Aroldis Chapman (1-0) pitched 1 1/3 innings, giving up two runs on three hits but getting the win. Montgomery got the save.
Dexter Fowler, Javier Baez and David Ross all homered for the Cubs, but the most dramatic homer of the game was struck by Cleveland's Davis in the eighth inning.
With Chicago leading 6-3, and two outs in the eighth, Jose Ramirez reached on an infield single by Jose Ramirez off Jon Lester. Chapman relieved Lester, and Guyer lined a double into the gap in right-center field, scoring Ramirez to make it 6-4.
Davis then battled Chapman to a 2-2 count before hitting a line drive over the left field wall for a two-run, game-tying home run.
The Indians scored twice in the fifth inning to cut a Chicago lead from 5-1 to 5-3, but the Cubs immediately scored again in the sixth inning when Ross, playing in his last major league game, pounded a 1-2 pitch from Andrew Miller over the center field wall for a home run to make it 6-3.
It didn't take long for the Cubs to take the lead. Fowler hit Corey Kluber's fourth pitch of the game over the center field wall for a home run. That was just one of the early signs that Kluber, working on short rest for the second consecutive start, didn't have his best stuff. He finished fifth in the American League with 227 strikeouts, but in the four-plus innings he worked, he had no strikeouts.
Cleveland tied it in the third inning with a rally started by a leadoff double by Coco Crisp. A sacrifice bunt by Roberto Perez moved Crisp to second, and Carlos Santana hit an RBI single to right.
The Cubs came right back with a two-run fourth inning. Bryant led off with a single and he went to second when Rizzo was hit by an 0-2 pitch from Kluber. Zobrist hit a grounder to first baseman Mike Napoli, who threw to second for the force out on Rizzo, but Bryant went to third.

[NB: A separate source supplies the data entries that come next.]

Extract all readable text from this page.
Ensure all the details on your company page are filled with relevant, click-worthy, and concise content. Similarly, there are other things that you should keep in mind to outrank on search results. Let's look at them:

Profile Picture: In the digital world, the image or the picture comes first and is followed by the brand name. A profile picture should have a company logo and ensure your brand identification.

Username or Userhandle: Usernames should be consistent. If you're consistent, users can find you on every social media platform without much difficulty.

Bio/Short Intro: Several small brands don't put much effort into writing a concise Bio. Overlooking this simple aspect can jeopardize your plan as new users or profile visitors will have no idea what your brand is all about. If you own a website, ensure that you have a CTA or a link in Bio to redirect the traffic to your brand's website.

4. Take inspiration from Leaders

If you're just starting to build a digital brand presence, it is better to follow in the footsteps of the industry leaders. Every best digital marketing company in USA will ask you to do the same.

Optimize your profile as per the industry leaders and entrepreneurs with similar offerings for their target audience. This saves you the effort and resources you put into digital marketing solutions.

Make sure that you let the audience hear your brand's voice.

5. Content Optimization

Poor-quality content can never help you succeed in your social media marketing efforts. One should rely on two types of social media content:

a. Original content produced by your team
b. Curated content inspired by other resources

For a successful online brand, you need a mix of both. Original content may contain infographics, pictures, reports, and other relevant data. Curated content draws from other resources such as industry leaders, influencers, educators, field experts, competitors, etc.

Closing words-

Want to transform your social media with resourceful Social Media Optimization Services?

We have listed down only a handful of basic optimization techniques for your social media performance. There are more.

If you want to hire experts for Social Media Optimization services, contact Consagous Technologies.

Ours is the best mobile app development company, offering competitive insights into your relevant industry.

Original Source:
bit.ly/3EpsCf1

Russell followed with a sacrifice fly to center field, scoring Bryant and giving Chicago a 2-1 lead. Zobrist went to second on that play, and he scored on a double off the center field wall by Willson Contreras, pushing the Cubs' lead to 3-1.
The Cubs continued their assault on Kluber in the fifth inning when Baez hit Kluber's first pitch of the inning and last pitch of the game over the wall in center field to make it 4-1.

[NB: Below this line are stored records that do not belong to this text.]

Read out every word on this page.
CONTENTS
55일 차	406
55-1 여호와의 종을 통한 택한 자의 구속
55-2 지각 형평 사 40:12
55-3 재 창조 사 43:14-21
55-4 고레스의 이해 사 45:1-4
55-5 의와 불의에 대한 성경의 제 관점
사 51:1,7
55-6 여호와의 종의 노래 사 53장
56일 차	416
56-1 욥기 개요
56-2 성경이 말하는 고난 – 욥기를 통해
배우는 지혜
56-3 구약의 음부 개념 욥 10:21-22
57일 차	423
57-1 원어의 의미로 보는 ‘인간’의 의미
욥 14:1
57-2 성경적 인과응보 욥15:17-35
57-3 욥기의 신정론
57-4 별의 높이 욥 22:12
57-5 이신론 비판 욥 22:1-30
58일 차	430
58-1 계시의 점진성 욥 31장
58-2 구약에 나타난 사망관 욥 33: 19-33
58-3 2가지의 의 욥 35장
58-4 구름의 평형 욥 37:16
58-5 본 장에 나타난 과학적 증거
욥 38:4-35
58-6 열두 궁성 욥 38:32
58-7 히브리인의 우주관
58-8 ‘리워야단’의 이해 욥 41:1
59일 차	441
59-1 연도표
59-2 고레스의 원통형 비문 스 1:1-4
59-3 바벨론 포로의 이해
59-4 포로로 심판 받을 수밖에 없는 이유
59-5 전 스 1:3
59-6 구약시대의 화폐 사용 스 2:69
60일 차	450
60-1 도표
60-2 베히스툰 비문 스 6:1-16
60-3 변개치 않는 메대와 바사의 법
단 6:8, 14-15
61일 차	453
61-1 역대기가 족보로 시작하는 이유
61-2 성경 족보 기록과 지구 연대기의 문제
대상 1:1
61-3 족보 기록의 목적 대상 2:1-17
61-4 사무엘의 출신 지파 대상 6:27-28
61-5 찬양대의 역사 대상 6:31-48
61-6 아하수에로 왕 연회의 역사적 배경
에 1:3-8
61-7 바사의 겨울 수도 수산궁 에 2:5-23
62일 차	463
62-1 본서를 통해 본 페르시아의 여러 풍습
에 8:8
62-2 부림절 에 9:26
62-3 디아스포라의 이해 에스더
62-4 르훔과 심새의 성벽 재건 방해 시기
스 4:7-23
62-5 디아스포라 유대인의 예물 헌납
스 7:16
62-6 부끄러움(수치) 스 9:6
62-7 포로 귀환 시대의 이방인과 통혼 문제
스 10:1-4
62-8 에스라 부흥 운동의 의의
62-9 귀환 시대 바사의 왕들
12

Kluber was removed from the game after the Baez home run. He gave up four runs on six hits and no walks. Miller relieved Kluber, but the Cubs kept hitting. Rizzo's RBI single later in the inning extended the lead to 5-1.
Cubs manager Joe Maddon had virtually all of his pitchers available for Game 7, and he proved it in the bottom of the fifth when he brought in Lester after starter Kyle Hendricks walked Carlos Santana with two outs and nobody on. Hendricks pitched 4 2/3 innings, allowing two runs, one earned, on four hits with two strikeouts and one walk.
Jason Kipnis, the first batter Lester faced, hit a dribbler down the third base line. Catcher Ross fielded it but threw wildly to first for an error. Santana went to third and Kipnis to second.
Lester then uncorked a wild pitch that rolled toward the Chicago dugout. Santana and Kipnis were both able to score on the play, cutting the Cubs' lead to 5-3.
NOTES: Indians left-handed-hitting OF Tyler Naquin usually starts against right-handed pitching, but with Cubs starting RHP Kyle Hendricks, right-handed-hitting Rajai Davis started in center in place of Naquin, whose miscommunication with OF Lonnie Chisenhall in the first inning of Game 6 led to a routine fly ball dropping in safely, scoring two Cubs runs. ... Indians 1B Mike Napoli, who went 0-for-5, has 15 career RBIs in the World Series, the most among all active players. ... 3B Kris Bryant homered in Game 5 and Game 6, becoming the first Cubs player to homer in consecutive games in a single World Series. ... Cubs SS Addison Russell had six RBIs in Game 6, tying the record for a World Series game. The others to do it: Bobby Richardson of the New York Yankees in Game 3 in 1960, Hideki Matsui of the Yankees in Game 6 in 2009 and Albert Pujols of the St. Louis Cardinals in Game 3 in 2011.